L’Italia non ha contrastato la diffusione della Xylella. È quanto ha stabilito la Corte di Giustizia dell’Unione Europea nella sentenza relativa alla causa che vede da una parte la Commissione Ue e dall’altra appunto l’Italia. 

 Dopo aver sollecitato più volte, dal 2015 ad oggi,  l'eradicazione delle piante infette e di quelle nel raggio di 100 metri, decisione poi una ulteriore modifica e ulteriori misure di monitoraggio periodiche,  la Corte ha verificato che l'Italia non aveva provveduto in tempi brevi ad entrambe le operazioni. “Ne risulterebbe – si legge nella sentenza - secondo la Commissione, una ripetuta violazione da parte dell’Italia non solo degli obblighi che le incombono nella zona di contenimento, ma anche degli obblighi, oggetto della citata causa pregiudiziale, relativi all’eradicazione del batterio nella zona delimitata, che comprende la zona infetta e la zona cuscinetto”.

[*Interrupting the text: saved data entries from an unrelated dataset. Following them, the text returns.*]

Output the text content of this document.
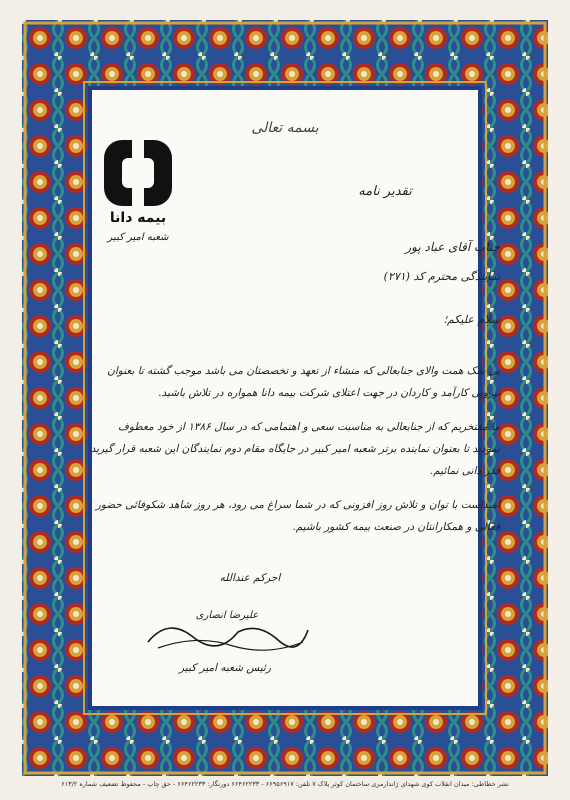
بسمه تعالی
بیمه دانا
شعبه امیر کبیر
تقدیر نامه
جناب آقای عباد پور
نمایندگی محترم کد (۲۷۱)
سلام علیکم؛

بی شک همت والای جنابعالی که منشاء از تعهد و تخصصتان می باشد موجب گشته تا بعنوان نیرویی کارآمد و کاردان در جهت اعتلای شرکت بیمه دانا همواره در تلاش باشید.

ما مفتخریم که از جنابعالی به مناسبت سعی و اهتمامی که در سال ۱۳۸۶ از خود معطوف نمودید تا بعنوان نماینده برتر شعبه امیر کبیر در جایگاه مقام دوم نمایندگان این شعبه قرار گیرید قدر دانی نمائیم.

امیداست با توان و تلاش روز افزونی که در شما سراغ می رود، هر روز شاهد شکوفائی حضور فعالی و همکارانتان در صنعت بیمه کشور باشیم.

اجرکم عندالله
علیرضا انصاری
رئیس شعبه امیر کبیر
نشر خطاطی: میدان انقلاب کوی شهدای ژاندارمری ساختمان کوثر پلاک ۷ تلفن: ۶۶۹۵۶۹۱۷ - ۶۶۴۶۲۲۳۳ دورنگار: ۶۶۴۶۲۲۳۳ - حق چاپ - محفوظ تضعیف شماره ۶۱۳/۲
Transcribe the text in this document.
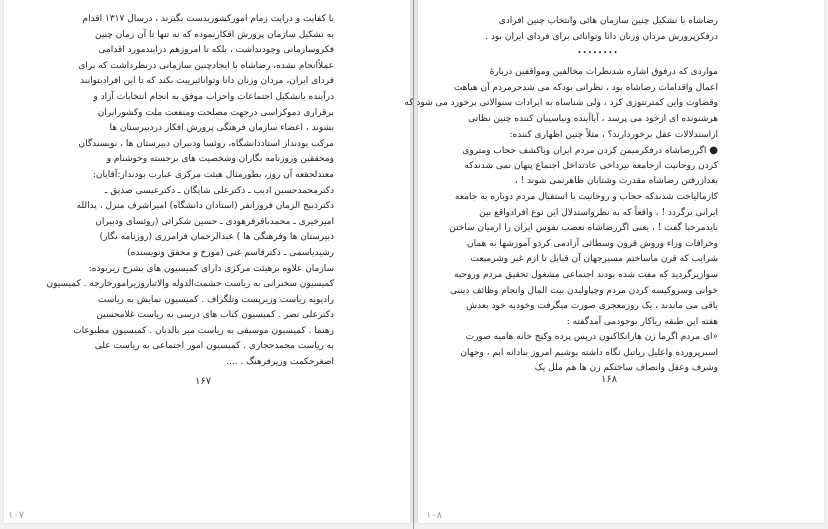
با کفایت و درایت زمام امورکشوربدست بگیرند ، درسال ۱۳۱۷ اقدام
به تشکیل سازمان پرورش افکارنموده که نه تنها تا آن زمان چنین
فکروسازمانی وجودنداشت ، بلکه تا امروزهم درایندمورد اقدامی
عملاًانجام نشده، رضاشاه با ایجادچنین سازمانی درنظرداشت که برای
فردای ایران، مردان وزنان دانا وتوانائیرییت بکند که تا این افرادبتوانند
درآینده بانشکیل اجتماعات واحزاب موفق به انجام انتخابات آزاد و
برقراری دموکراسی درجهت مصلحت ومنفعت ملت وکشورایران
بشوند ، اعضاء سازمان فرهنگی پرورش افکار دردبیرستان ها
مرکب بودنداز استاددانشگاه، روئسا ودبیران دبیرستان ها ، نویسندگان
ومحققین وروزنامه نگاران وشخصیت های برجسته وخوشنام و
معتدلحقعه آن روز، بطورمثال هیئت مرکزی عبارت بودنداز:آقایان:
دکترمحمدحسین ادیب ـ دکترعلی شایگان ـ دکترعیسی صدیق ـ
دکترذبیح الزمان فروزانفر (استادان دانشگاه) امیراشرف منزل ، یدالله
امیرخیزی ـ محمدباقرفرهودی ـ حسین شکرائی (روئسای ودبیران
دبیرستان ها وفرهنگی ها ) عبدالرحمان فرامرزی (روزنامه نگار)
رشیدیاسمی ـ دکترقاسم غنی (مورخ و محقق ونویسنده)
سازمان علاوه برهیئت مرکزی دارای کمیسیون های بشرح زیربوده:
کمیسیون سخنرانی به ریاست حشمت‌الدوله والاتباروزیرامورخارجه . کمیسیون
رادیوبه ریاست وزیرپست وتلگراف . کمیسیون نمایش به ریاست
دکترعلی نصر . کمیسیون کتاب های درسی به ریاست غلامحسین
رهنما . کمیسیون موسیقی به ریاست میر بالدیان . کمیسیون مطبوعات
به ریاست محمدحجازی . کمیسیون امور اجتماعی به ریاست علی
اصغرحکمت وزیرفرهنگ . ....
۱۶۷
رضاشاه با تشکیل چنین سازمان هائی وانتخاب چنین افرادی
درفکرپرورش مردان وزنان دانا وتوانائی برای فردای ایران بود .
••••••••
مواردی که درفوق اشاره شدنظرات مخالفین ومواقفین دربارهٔ
اعمال واقدامات رضاشاه بود ، نظراتی بودکه می شدحرمردم آن هیاهت
وقضاوت واین کمترتتوزی کرد ، ولی شناساه به ایرادات سنوالاتی برخورد می شود که
هرشنونده ای ازخود می پرسد ، آیاآینده ونیاسیبان کننده چنین نظاتی
ازاستدلالات عقل برخوردارند؟ ، مثلاً چنین اظهاری کننده:
● اگررضاشاه درفکرمیمن کردن مردم ایران وباکشف حجاب ومتروی
کردن روحانیت ازجامعه نیرداخی عادتداخل اجتماع پنهان نمی شدندکه
بعدازرفتن رضاشاه مقدرت وشتابان ظاهرنمی شوند ! ،
کارمالیاخت شدندکه حجاب و روحانیت با استقبال مردم دوباره به جامعه
ایرانی برگردد ! ، واقعاً که به نظرواستدلال این نوع افرادواقع بین
بایدمرحبا گفت ! ، یعنی اگررضاشاه تعصب نفوس ایران را ازمیان ساختن
وخرافات وزاء وروش قرون وسطائی آزادمی کردو آموزشها به همان
شرایب که قرن ماساختم مسیرجهان آن قبایل تا ازم غیر وشرمیعت
سوازیرگردید که مفت شده بودند اجتماعی مشغول تحقیق مردم وروحیه
خوانی وسروکیسه کردن مردم وچپاولیدن بیت المال وانجام وظائف دیننی
باقی می ماندند ، یک روزمعجزی صورت میگرفت وخودبه خود بعدش
هفته این طبقه ریاکار بوجودمی آمدگفته :
«ای مردم اگرما زن هارانکاکنون درپس پرده وکنج خانه هامیه صورت
اسیرپرورده واعلیل رباتیل نگاه داشته بوشیم امروز بنادانه ایم ، وجهان
وشرف وعقل وانصاف ساختکم زن ها هم ملل یک
۱۶۸
۱۰۷	۱۰۸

La Corte constata, in primo luogo, che l’Italia non ha proceduto immediatamente alla rimozione, nella zona di contenimento, almeno di tutte le piante infette nella fascia di 20 km della zona infetta confinante con la zona cuscinetto.  

In secondo luogo, la Corte constata che l’Italia non ha garantito, nella zona di contenimento, il monitoraggio della presenza della Xylella mediante ispezioni annuali effettuate al momento opportuno durante l’anno.